🤖 AI Summary
Electric vehicle charging data are often challenging to impute effectively due to missing values and multimodal characteristics. Existing approaches typically rely on single-station modeling, neglecting inter-station dependencies. This work proposes PRAIM, a unified variational imputation framework that, for the first time, integrates pretrained language models with a retrieval-augmented memory mechanism to semantically fuse heterogeneous multi-source data—including time series, calendar, and geospatial information—and dynamically enhances representations through cross-station relevant samples. By breaking away from the single-station modeling paradigm, PRAIM significantly outperforms state-of-the-art methods across four public datasets, achieving higher imputation accuracy, better preservation of the original data distribution, and substantially improved performance in downstream charging demand forecasting tasks.
📝 Abstract
The reliability of data-driven applications in electric vehicle (EV) infrastructure, such as charging demand forecasting, hinges on the availability of complete, high-quality charging data. However, real-world EV datasets are often plagued by missing records, and existing imputation methods are ill-equipped for the complex, multimodal context of charging data, often relying on a restrictive one-model-per-station paradigm that ignores valuable inter-station correlations.

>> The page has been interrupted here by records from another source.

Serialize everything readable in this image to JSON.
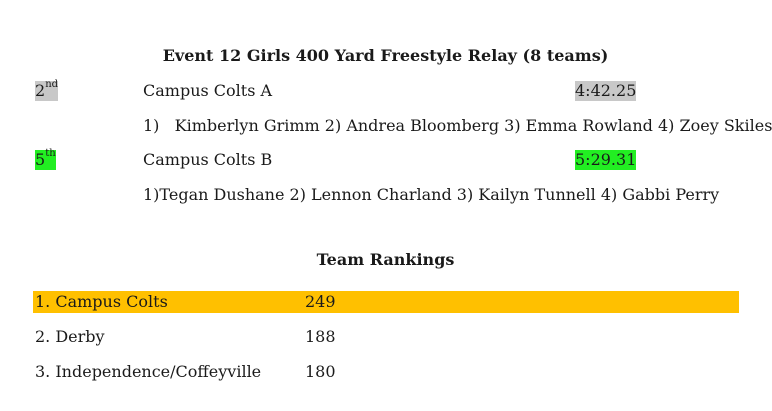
{
  "event": {
    "title": "Event 12 Girls 400 Yard Freestyle Relay (8 teams)",
    "entries": [
      {
        "place_num": "2",
        "place_suffix": "nd",
        "team": "Campus Colts A",
        "time": "4:42.25",
        "swimmers": "1)   Kimberlyn Grimm 2) Andrea Bloomberg 3) Emma Rowland 4) Zoey Skiles",
        "highlight": "#c8c8c8"
      },
      {
        "place_num": "5",
        "place_suffix": "th",
        "team": "Campus Colts B",
        "time": "5:29.31",
        "swimmers": "1)Tegan Dushane 2) Lennon Charland 3) Kailyn Tunnell 4) Gabbi Perry",
        "highlight": "#22ee22"
      }
    ]
  },
  "rankings": {
    "title": "Team Rankings",
    "highlight": "#ffc000",
    "rows": [
      {
        "team": "1. Campus Colts",
        "score": "249"
      },
      {
        "team": "2. Derby",
        "score": "188"
      },
      {
        "team": "3. Independence/Coffeyville",
        "score": "180"
      }
    ]
  }
}
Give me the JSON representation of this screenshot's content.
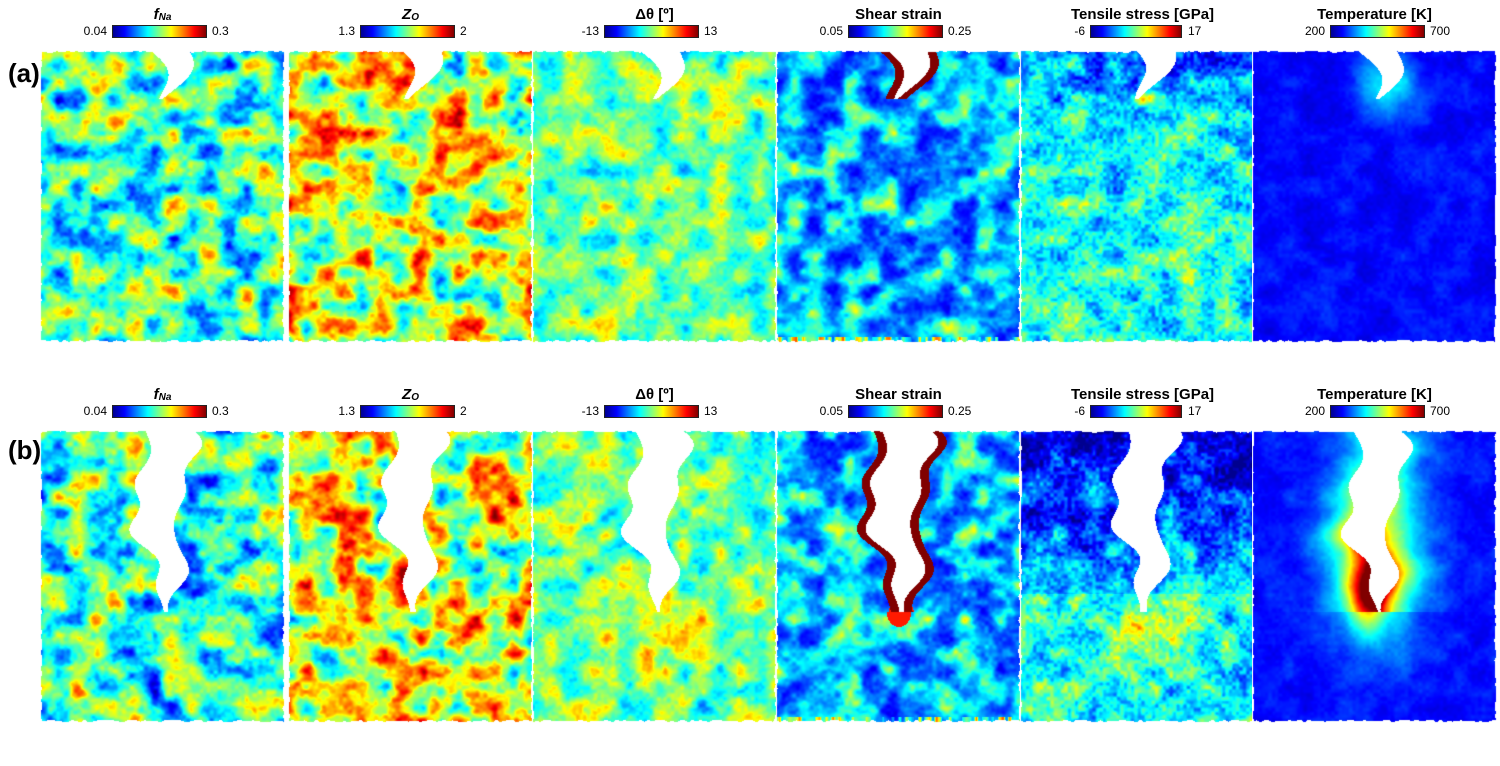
{
  "figure": {
    "rows": [
      {
        "label": "(a)",
        "panels": [
          {
            "title_symbol": "f",
            "title_sub": "Na",
            "title_text": "",
            "min": "0.04",
            "max": "0.3"
          },
          {
            "title_symbol": "Z",
            "title_sub": "O",
            "title_text": "",
            "min": "1.3",
            "max": "2"
          },
          {
            "title_symbol": "",
            "title_sub": "",
            "title_text": "Δθ [º]",
            "min": "-13",
            "max": "13"
          },
          {
            "title_symbol": "",
            "title_sub": "",
            "title_text": "Shear strain",
            "min": "0.05",
            "max": "0.25"
          },
          {
            "title_symbol": "",
            "title_sub": "",
            "title_text": "Tensile stress [GPa]",
            "min": "-6",
            "max": "17"
          },
          {
            "title_symbol": "",
            "title_sub": "",
            "title_text": "Temperature [K]",
            "min": "200",
            "max": "700"
          }
        ]
      },
      {
        "label": "(b)",
        "panels": [
          {
            "title_symbol": "f",
            "title_sub": "Na",
            "title_text": "",
            "min": "0.04",
            "max": "0.3"
          },
          {
            "title_symbol": "Z",
            "title_sub": "O",
            "title_text": "",
            "min": "1.3",
            "max": "2"
          },
          {
            "title_symbol": "",
            "title_sub": "",
            "title_text": "Δθ [º]",
            "min": "-13",
            "max": "13"
          },
          {
            "title_symbol": "",
            "title_sub": "",
            "title_text": "Shear strain",
            "min": "0.05",
            "max": "0.25"
          },
          {
            "title_symbol": "",
            "title_sub": "",
            "title_text": "Tensile stress [GPa]",
            "min": "-6",
            "max": "17"
          },
          {
            "title_symbol": "",
            "title_sub": "",
            "title_text": "Temperature [K]",
            "min": "200",
            "max": "700"
          }
        ]
      }
    ]
  },
  "colors": {
    "jet": [
      "#00008f",
      "#0000ff",
      "#0080ff",
      "#00ffff",
      "#80ff80",
      "#ffff00",
      "#ff8000",
      "#ff0000",
      "#800000"
    ],
    "crack": "#ffffff"
  }
}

To address these gaps, we develop a novel PRobabilistic variational imputation framework that leverages the power of large lAnguage models and retrIeval-augmented Memory (PRAIM). PRAIM employs a pre-trained language model to encode heterogeneous data, spanning time-series demand, calendar features, and geospatial context, into a unified, semantically rich representation. This is dynamically fortified by retrieval-augmented memory that retrieves relevant examples from the entire charging network, enabling a single, unified imputation model empowered by variational neural architecture to overcome data sparsity. Extensive experiments on four public datasets demonstrate that PRAIM significantly outperforms established baselines in both imputation accuracy and its ability to preserve the original data's statistical distribution, leading to substantial improvements in downstream forecasting performance.